I’d expect those “empty” records to be deleted on the next purge. Unfortunately I can’t tell what the content is. If you want to see, in a Rails console do:

BinaryBlob.find(1000000013520).binary

That should at least show you what the contents of those records are, to see if they are relevant.

I’ve checked those binaryblobs. They are related to the provisioning process. Contents as follows. Several binary blobs are created and then deleted during vm provisioning.

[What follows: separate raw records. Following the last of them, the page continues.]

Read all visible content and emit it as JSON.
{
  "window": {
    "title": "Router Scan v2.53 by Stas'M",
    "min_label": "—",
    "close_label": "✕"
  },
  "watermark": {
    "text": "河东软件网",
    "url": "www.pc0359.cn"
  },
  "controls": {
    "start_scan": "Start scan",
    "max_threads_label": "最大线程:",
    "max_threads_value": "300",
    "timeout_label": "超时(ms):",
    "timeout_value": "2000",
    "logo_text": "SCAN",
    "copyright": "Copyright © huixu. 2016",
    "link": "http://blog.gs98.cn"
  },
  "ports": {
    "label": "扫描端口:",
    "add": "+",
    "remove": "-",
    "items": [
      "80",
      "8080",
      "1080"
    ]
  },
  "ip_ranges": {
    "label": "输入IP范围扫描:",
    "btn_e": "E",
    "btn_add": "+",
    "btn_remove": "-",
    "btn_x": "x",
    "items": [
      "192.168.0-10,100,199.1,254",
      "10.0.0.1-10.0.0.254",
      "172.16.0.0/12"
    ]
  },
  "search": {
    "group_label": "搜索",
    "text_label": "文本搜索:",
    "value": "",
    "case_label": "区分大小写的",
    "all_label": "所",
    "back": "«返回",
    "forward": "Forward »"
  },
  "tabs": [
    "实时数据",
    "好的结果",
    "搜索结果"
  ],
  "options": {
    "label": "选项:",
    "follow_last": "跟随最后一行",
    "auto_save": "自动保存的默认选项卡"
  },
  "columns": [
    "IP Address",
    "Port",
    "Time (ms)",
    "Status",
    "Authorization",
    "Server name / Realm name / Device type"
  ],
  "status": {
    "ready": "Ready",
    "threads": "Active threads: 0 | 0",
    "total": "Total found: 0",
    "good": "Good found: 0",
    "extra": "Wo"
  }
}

All of them have resource_type, resource_id and name fields empty.

irb(main):006:0> BinaryBlob.find(1000000036489).binary
=> "---\nvm_provisioning_telemetry_on_entry_CustomizeRequest: 2021-03-15 19:29:28.508798733\n  +03:00\nansible_stats_vm_template_platform: linux\nansible_stats_dns_domain: XXXXXXXXXXXX\nmiq_project_name: XXXXXXXXXX\nansible_stats_miq_project_name: XXXXXXXXXX\npshost: XXXXXXXXXXXXXXXXXX\nansible_stats_pshost: XXXXXXXXXXXXXXXXX\nvm_provisioning_telemetry_on_exit_CustomizeRequest: 2021-03-15 19:29:31.100215258\n  +03:00\nvm_provisioning_telemetry_on_entry_Placement: 2021-03-15 19:29:31.673014976 +03:00\nvm_provisioning_telemetry_on_exit_Placement: 2021-03-15 19:29:36.257719746 +03:00\nvm_provisioning_telemetry_on_entry_PreProvision: 2021-03-15 19:29:36.738058716 +03:00\nvm_provisioning_telemetry_on_exit_PreProvision: 2021-03-15 19:29:37.849041524 +03:00\nvm_provisioning_telemetry_on_entry_AquireIPAddress: 2021-03-15 19:29:38.312186879\n  +03:00\naddr_mode:\n- static\n- Static\nip_addr: 10.XX.XX.XX\nsubnet_mask: 255.255.255.0\ngateway: 10.XX.XX.XX\ndns_servers: 10.XX.XX.XX,10.XX.XX.XX,10.XX.XX.XX,10.XX.XX.XX,10.XX.XX.XX\ndns_domain: XXXXXXXXXXXXX\ndns_suffixes: XXXXXXXXXXXXXX\nlinux_domain_name: XXXXXXXXXXXXXXXXXX\nansible_stats_vm_target_name: XXXXXXXXXXXXXXX\nansible_stats_ip_addr: 10.XX.XX.XX\nvm_provisioning_telemetry_on_exit_AquireIPAddress: 2021-03-15 19:29:47.261975896 +03:00\nvm_provisioning_telemetry_on_entry_AddDNSRecord: 2021-03-15 19:29:47.728566896 +03:00\nvm_provisioning_telemetry_on_exit_AddDNSRecord: 2021-03-15 19:31:35.426705327 +03:00\nvm_provisioning_telemetry_on_entry_vCenterFolders: 2021-03-15 19:31:35.902954069 +03:00\nvm_provisioning_telemetry_on_exit_vCenterFolders: 2021-03-15 19:31:36.917791189 +03:00\nvm_provisioning_telemetry_on_entry_JoinDomain: 2021-03-15 19:31:37.381523922 +03:00\nautomate_workspace_guid: e5914ada-7ec1-4157-8c34-98a87157c6e1\nJoinDomain_ansible_method_task_id: 1000000014520\n"

Those empty records are created and deleted automatically during VM provisioning process. The problem occurs when BinaryBlob purging starts during provisioning.